Following is a favorite recipe rendition of that sweet memory:
MADELEINES
Makes 24 three-inch madeleines
1 1/2 sticks unsalted butter plus 2 to 3 tablespoons butter, softened
1 teaspoon grated lemon peel
1/4 to 1/2 teaspoon ground nutmeg
1 teaspoon vanilla extract
1 1/4 cups bleached, all-purpose flour
1/2 teaspoon baking powder
3 large eggs at room temperature
3/4 cup sugar
1/8 teaspoon salt
1. Place the 1 1/2 sticks butter in a small heavy saucepan or skillet and melt over low heat. Stir in the lemon peel, nutmeg and vanilla extract, mixing well. Remove the pan from the heat, set aside and cool the butter completely.
2. Sift together the flour and baking powder and set aside.
3. Using the softened butter, generously butter two madeleine pans (see note) with large 3-inch molds and set aside.
4. Position an oven shelf in the middle of the oven. Preheat to 400 degrees.

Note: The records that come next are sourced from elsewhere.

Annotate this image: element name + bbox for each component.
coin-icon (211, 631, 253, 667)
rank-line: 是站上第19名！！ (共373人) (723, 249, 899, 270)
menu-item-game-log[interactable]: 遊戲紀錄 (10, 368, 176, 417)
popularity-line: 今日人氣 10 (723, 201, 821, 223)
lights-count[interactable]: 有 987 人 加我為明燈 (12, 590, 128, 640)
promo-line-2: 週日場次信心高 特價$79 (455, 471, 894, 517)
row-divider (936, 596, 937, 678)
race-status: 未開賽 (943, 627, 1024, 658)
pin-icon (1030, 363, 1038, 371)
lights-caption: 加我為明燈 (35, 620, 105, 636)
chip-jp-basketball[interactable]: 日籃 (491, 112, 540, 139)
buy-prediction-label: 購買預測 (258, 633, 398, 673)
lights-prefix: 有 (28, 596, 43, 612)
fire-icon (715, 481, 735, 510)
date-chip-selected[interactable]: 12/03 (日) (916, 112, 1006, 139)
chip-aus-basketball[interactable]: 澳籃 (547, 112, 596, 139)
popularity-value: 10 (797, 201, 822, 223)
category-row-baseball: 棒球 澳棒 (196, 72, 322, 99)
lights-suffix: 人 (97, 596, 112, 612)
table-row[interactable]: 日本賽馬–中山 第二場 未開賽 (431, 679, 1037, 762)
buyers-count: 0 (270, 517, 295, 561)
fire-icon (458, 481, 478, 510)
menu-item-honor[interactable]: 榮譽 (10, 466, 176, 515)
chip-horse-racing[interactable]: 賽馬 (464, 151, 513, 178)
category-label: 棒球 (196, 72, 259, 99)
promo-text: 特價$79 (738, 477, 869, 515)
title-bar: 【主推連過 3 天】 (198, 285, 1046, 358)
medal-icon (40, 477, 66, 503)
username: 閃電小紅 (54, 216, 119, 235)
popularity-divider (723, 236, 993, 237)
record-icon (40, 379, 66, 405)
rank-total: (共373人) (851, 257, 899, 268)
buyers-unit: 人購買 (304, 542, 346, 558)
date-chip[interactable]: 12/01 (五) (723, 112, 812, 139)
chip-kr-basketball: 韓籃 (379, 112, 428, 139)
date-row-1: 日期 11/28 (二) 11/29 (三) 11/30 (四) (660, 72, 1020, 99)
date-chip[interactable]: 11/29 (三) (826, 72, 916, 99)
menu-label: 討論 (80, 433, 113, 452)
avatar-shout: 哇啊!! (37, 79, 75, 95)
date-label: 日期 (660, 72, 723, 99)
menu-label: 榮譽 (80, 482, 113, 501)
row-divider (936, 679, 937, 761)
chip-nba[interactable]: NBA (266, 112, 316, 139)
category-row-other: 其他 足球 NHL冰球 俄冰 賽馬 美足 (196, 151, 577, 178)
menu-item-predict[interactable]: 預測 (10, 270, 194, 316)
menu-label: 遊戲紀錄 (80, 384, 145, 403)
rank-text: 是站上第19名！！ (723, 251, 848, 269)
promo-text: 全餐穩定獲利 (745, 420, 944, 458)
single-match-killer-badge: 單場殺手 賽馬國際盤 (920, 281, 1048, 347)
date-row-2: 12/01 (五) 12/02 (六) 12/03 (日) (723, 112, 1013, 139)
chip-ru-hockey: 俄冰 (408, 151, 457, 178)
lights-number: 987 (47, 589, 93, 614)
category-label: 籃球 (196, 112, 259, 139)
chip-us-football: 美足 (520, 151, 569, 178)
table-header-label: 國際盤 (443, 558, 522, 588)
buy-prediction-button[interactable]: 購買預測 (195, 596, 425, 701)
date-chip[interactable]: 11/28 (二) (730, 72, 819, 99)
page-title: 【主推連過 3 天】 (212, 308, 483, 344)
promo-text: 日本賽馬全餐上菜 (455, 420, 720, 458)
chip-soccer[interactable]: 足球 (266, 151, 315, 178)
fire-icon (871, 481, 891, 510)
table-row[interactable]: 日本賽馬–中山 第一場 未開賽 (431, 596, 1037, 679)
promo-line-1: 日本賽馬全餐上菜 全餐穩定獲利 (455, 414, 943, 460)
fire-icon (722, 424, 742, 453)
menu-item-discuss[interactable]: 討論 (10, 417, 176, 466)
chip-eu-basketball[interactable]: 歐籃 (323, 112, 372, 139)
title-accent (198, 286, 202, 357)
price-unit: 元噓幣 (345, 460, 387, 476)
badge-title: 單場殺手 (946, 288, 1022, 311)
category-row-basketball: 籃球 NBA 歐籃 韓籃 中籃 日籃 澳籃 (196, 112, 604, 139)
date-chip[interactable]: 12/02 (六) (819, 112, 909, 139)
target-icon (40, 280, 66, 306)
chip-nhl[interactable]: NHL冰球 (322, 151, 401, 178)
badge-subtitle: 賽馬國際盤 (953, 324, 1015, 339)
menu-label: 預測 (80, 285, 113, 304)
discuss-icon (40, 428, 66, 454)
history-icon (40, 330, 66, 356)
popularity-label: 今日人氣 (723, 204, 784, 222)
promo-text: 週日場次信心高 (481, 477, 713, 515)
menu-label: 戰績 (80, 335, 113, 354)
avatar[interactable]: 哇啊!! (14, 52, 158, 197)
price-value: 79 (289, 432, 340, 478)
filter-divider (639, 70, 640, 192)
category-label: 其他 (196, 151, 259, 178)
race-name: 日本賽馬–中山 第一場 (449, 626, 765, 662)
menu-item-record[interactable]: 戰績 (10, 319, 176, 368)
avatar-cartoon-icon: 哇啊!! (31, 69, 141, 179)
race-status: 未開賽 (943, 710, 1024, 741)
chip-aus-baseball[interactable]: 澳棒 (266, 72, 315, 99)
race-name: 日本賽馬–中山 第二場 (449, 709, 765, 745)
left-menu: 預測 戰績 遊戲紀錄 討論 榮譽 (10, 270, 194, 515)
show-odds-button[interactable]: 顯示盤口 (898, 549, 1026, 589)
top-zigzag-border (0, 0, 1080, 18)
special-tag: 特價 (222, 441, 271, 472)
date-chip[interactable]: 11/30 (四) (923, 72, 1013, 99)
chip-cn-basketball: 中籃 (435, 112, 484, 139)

Combine eggs, sugar, salt in the bowl of a standing mixer fitted with a whisk or wire whip attachment. Beat on high speed until light and lemony and more than doubled in volume, 6 to 8 minutes. Scrape down sides of the bowl now and then with a rubber spatula. (Alternately, combine the eggs, sugar and salt in a three-quart bowl and use a hand-held electric mixer to beat for about 8 minutes, or until more than double in volume, scraping sides several times with spatula.) Set bowl on the counter and sift the flour over the beaten eggs. With the spatula, carefully fold into the batter, using only several strokes. Stir the melted butter briskly and pour over the batter. Then fold the butter into the batter until thoroughly blended, lifting the batter from the sides and bottom of the bowl. Don’t beat the batter after adding the flour.
5. With a rubber spatula, put a generous tablespoon of batter into molds of both pans. Dab leftover batter into each mold, dividing evenly.
6. Set one pan aside, away from oven. Place the other pan on the middle oven shelf and bake for 12-14 minutes, or until cakes are light golden on top, nut brown at edges and slightly shrunken away from the pan. Turn pan from front to back midway through baking. Remove and proceed with second pan, baking in the same manner.
7. Cool the baked pan of madeleines on a wire rack for a minute or so. Quickly remove cakes from the molds, running a thin metal spatula or knife around the edges.
8. If not eating immediately, rewarm madeleines in a 350-degree oven before serving. The cakes also freeze well.
Note: Madeleines bake best in tin-plated madeleine pans.